Витек отворил калитку, все вместе вошли во двор.
– Ну так спасибо, до завтра.
Помолчали с минуту.
– Может, хочешь, чтобы мы с тобой еще побыли?
– А что случилось?
– Нет, ничего. Еще рано.
Энгель словно чего-то напряженно дожидался.
– Мне пора, привет.
– Не попрощаемся?
– А почему мы должны прощаться?
– А почему не должны?
Энгель обнял Витека и поцеловал в висок возле уха.
– Ну а ты, Грета?
Она подошла бесшумно, точно босая, остановилась близко, пожалуй, даже слишком близко. Вздрогнула от холода и подняла глаза.
– Привет, – прошептала с расстановкой, отвернулась и выбежала на улицу.
Витек подождал, пока утихли их шаги. В доме кто-то яростно бранился, монотонно вопила женщина, и это злословие, приглушенное стеной, походило на экзотический напев.
Витек вернулся на улицу. Стал на углу в круге света от фонаря. Смотрел на широкий склон у костела, где жил лес, где слышался чей-то шепот, какие-то вздохи, какой-то манящий шум.

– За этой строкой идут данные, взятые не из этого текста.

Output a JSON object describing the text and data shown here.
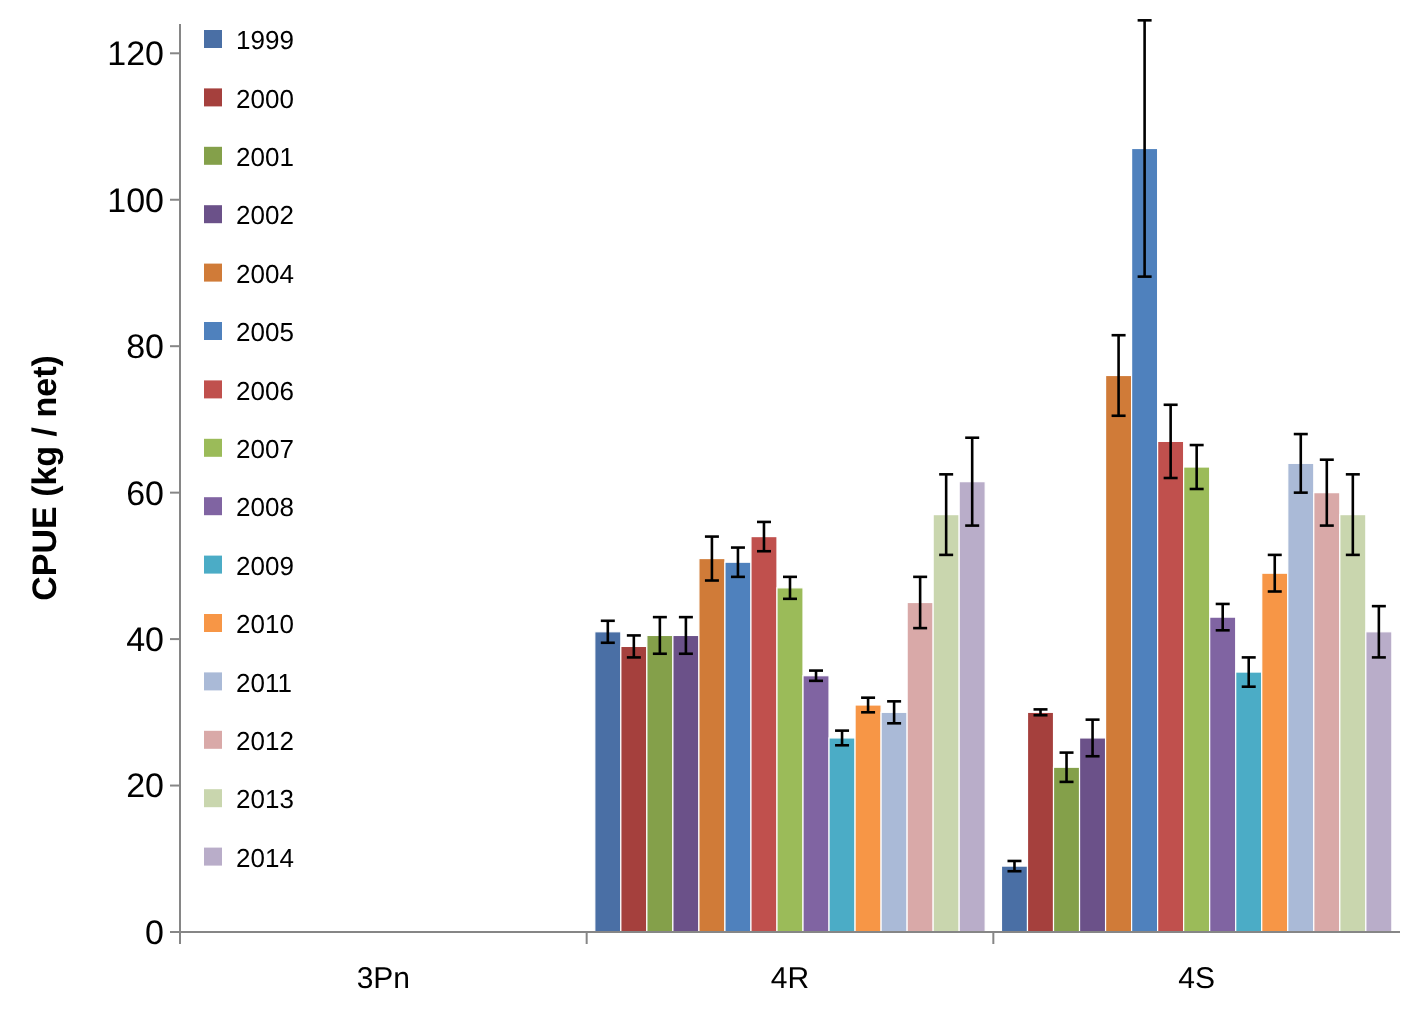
{
  "chart_data": {
    "type": "bar",
    "ylabel": "CPUE (kg / net)",
    "categories": [
      "3Pn",
      "4R",
      "4S"
    ],
    "ylim": [
      0,
      124
    ],
    "yticks": [
      0,
      20,
      40,
      60,
      80,
      100,
      120
    ],
    "grid": false,
    "legend": "top left",
    "series": [
      {
        "name": "1999",
        "color": "#4a6fa5",
        "values": [
          null,
          41,
          9
        ],
        "errors": [
          null,
          1.5,
          0.7
        ]
      },
      {
        "name": "2000",
        "color": "#a5403d",
        "values": [
          null,
          39,
          30
        ],
        "errors": [
          null,
          1.5,
          0.4
        ]
      },
      {
        "name": "2001",
        "color": "#84a04a",
        "values": [
          null,
          40.5,
          22.5
        ],
        "errors": [
          null,
          2.5,
          2
        ]
      },
      {
        "name": "2002",
        "color": "#6b5189",
        "values": [
          null,
          40.5,
          26.5
        ],
        "errors": [
          null,
          2.5,
          2.5
        ]
      },
      {
        "name": "2004",
        "color": "#d07b38",
        "values": [
          null,
          51,
          76
        ],
        "errors": [
          null,
          3,
          5.5
        ]
      },
      {
        "name": "2005",
        "color": "#4f81bd",
        "values": [
          null,
          50.5,
          107
        ],
        "errors": [
          null,
          2,
          17.5
        ]
      },
      {
        "name": "2006",
        "color": "#c0504d",
        "values": [
          null,
          54,
          67
        ],
        "errors": [
          null,
          2,
          5
        ]
      },
      {
        "name": "2007",
        "color": "#9bbb59",
        "values": [
          null,
          47,
          63.5
        ],
        "errors": [
          null,
          1.5,
          3
        ]
      },
      {
        "name": "2008",
        "color": "#8064a2",
        "values": [
          null,
          35,
          43
        ],
        "errors": [
          null,
          0.7,
          1.8
        ]
      },
      {
        "name": "2009",
        "color": "#4bacc6",
        "values": [
          null,
          26.5,
          35.5
        ],
        "errors": [
          null,
          1,
          2
        ]
      },
      {
        "name": "2010",
        "color": "#f79646",
        "values": [
          null,
          31,
          49
        ],
        "errors": [
          null,
          1,
          2.5
        ]
      },
      {
        "name": "2011",
        "color": "#aabad7",
        "values": [
          null,
          30,
          64
        ],
        "errors": [
          null,
          1.5,
          4
        ]
      },
      {
        "name": "2012",
        "color": "#d9a9a8",
        "values": [
          null,
          45,
          60
        ],
        "errors": [
          null,
          3.5,
          4.5
        ]
      },
      {
        "name": "2013",
        "color": "#c9d6ae",
        "values": [
          null,
          57,
          57
        ],
        "errors": [
          null,
          5.5,
          5.5
        ]
      },
      {
        "name": "2014",
        "color": "#b9adc9",
        "values": [
          null,
          61.5,
          41
        ],
        "errors": [
          null,
          6,
          3.5
        ]
      }
    ]
  }
}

И вдруг что-то толкнуло его туда. Он побежал вверх по улице, ничуть не смущаясь отзвуков своих шагов, гремевших по бетонным плитам. Потом свернул на тропу со следами давно растаявшего лыжного трамплина, упорно карабкался по вздыбившемуся откосу, а из ночи навстречу ему выходил лес, и обступал его со всех сторон, и как бы поддакивал своим зеленым шумом, и подзадоривал поклонами высоких сосен.
А потом Витек растерянно остановился на краю оврага, за которым были уступчатые террасы сада и угловатая глыба виллы. Что-то едва поблескивало справа от нее, нечто подобное кузову припаркованного автомобиля. Но, кроме этого, он не разглядел ни искорки света. Дом спал глубоко и расслабленно. Даже стекла не отражали ни звезд, ни луны.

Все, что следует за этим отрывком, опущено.